Four days. Marcus felt that timeline settle in his stomach like lead. Four days until fresh samples. Four days for whoever had destroyed the evidence to... what? Flee? Destroy more evidence? Eliminate witnesses?
Are Isla and I witnesses now? The thought arrived with cold certainty. We discovered the tampering. We can testify about the access logs. We're material witnesses in a conspiracy involving celestial families.
His hands started shaking again.
Venn ended the call and turned to Marcus and Isla with an expression that suggested their day was about to get significantly worse. (If that was even possible. Marcus was starting to think the day had reached terminal velocity in the "worse" department and was just accelerating toward some inevitable catastrophic conclusion.)
"You two just became material witnesses in a conspiracy investigation." Venn spoke with the kind of finality that brooked no argument. "That means restricted communication, limited movement, and absolutely no discussion of this discovery with anyone outside authorized personnel. Clear?"
"Crystal clear," Marcus and Isla said in unison. The words came out automatically—twenty-three years and five years respectively of following protocols, of understanding that when someone with SIS authority told you how things were going to be, you didn't argue.

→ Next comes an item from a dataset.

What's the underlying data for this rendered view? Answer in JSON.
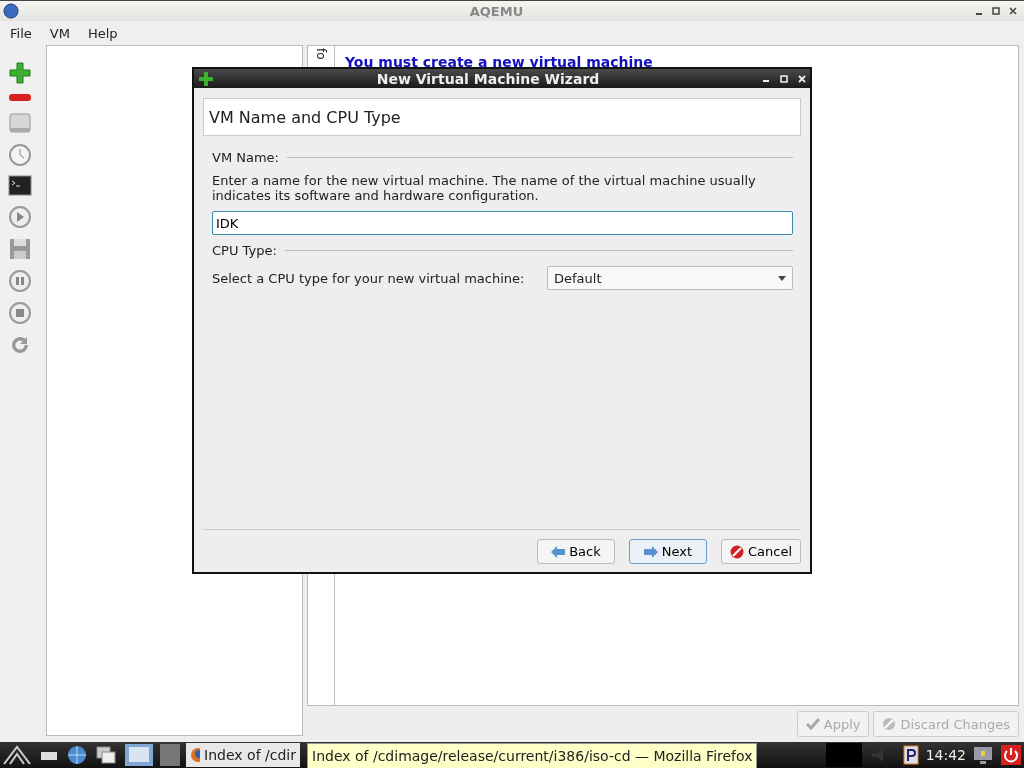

"Good." Venn's gray eyes swept the lab, taking final inventory. "Now show me every piece of security footage you have from that midnight access. Every angle, every timestamp, every detail. Someone with Lin credentials walked into this facility and committed a felony. I want to know who, how, and what else they might have compromised while they were here."
As they pulled up the surveillance feeds—all of them, every camera, every angle—Marcus couldn't shake the feeling that he'd just stepped into something far more dangerous than routine evidence processing. This wasn't just about contaminated DNA samples or procedural violations.
This was about people powerful enough to access secure facilities destroying evidence that could prove crimes against a minor. People who moved at midnight with stolen credentials and sophisticated knowledge of laboratory protocols. People who wouldn't hesitate to eliminate anyone who became inconvenient.
The kind of people who made twenty-three years of quiet government service feel suddenly, terrifyingly inadequate as protection.
Marcus watched Agent Venn's face as he studied the surveillance footage—frame by frame, angle by angle, hunting for the smallest detail that might reveal identity—and felt marginally better. If someone was going to stand between him and whatever nightmare was unfolding, at least it was someone who looked like they'd stared down worse and walked away.
Small comfort. But comfort nonetheless.
On the screen, the figure in medical consultation attire moved through the storage facility with practiced ease. Knew exactly where to stand. Exactly how to obscure their features. Exactly which samples to contaminate and how to make it look like natural degradation.
This was going to be a very long investigation.
And Marcus had the sinking feeling that four days until TC1853.01.18 was going to feel simultaneously too long and not nearly long enough.